|
|
LAWRENCE -- A group of Gordon Parks photographs are on display through March 23 at the Spencer Museum of Art in the fourth floor study gallery at the University of Kansas.
These photographs are presented in conjunction with the "Evening Honoring Gordon Parks" at 7:30 p.m. Saturday, Feb. 22, at the Lied Center, as part of the Langston Hughes February Festival: Celebrating Kansas Writers and Artists.
The Parks photographs include his famous 1942 image "American Gothic, Washington, D.C.," which shows Ella Watson, a cleaning woman in the offices of the Farm Security Administration, posed with mop and broom before an American flag to suggest the difficulty African-Americans had gaining access to the American dream.
Other Parks photographs on display chronicle aspects of minority status in the United States and include "Black Children with White Doll," "Malcolm X Selling Newspaper" and "Man Peeking from Manhole, Harlem."
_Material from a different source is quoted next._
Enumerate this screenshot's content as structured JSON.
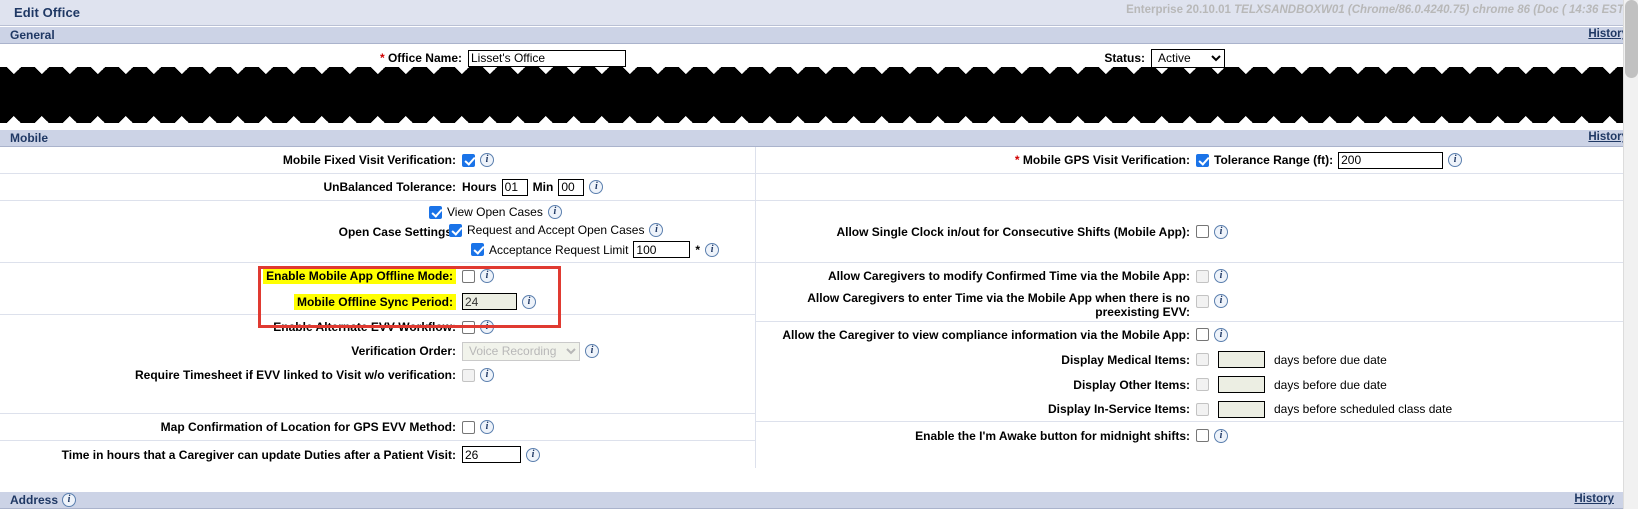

Parks began his photography career working for the Farm Security Administration, the government agency created in the 1930s to document the effects of the Depression. In 1948 he began his influential career in photojournalism at Life magazine. Although best known as a photographer, Parks also is an author, film director, poet, composer and painter.
The photographs appear alongside the Opportunity Art Portfolio, which is the product of a 1926 collaboration between artist Aaron Douglas and poet Langston Hughes, and Betye Saar's handsomely designed book of texts by Zora Neale Hurston, both recent Spencer Museum of Art acquisitions.
The Spencer Museum of Art, 1301 Mississippi St., is open 10 a.m. to 5 p.m. Tuesday, Wednesday, Friday and Saturday, 10 a.m. to 9 p.m. Thursday, and noon to 5 p.m. Sunday. Admission is free; donations are welcome.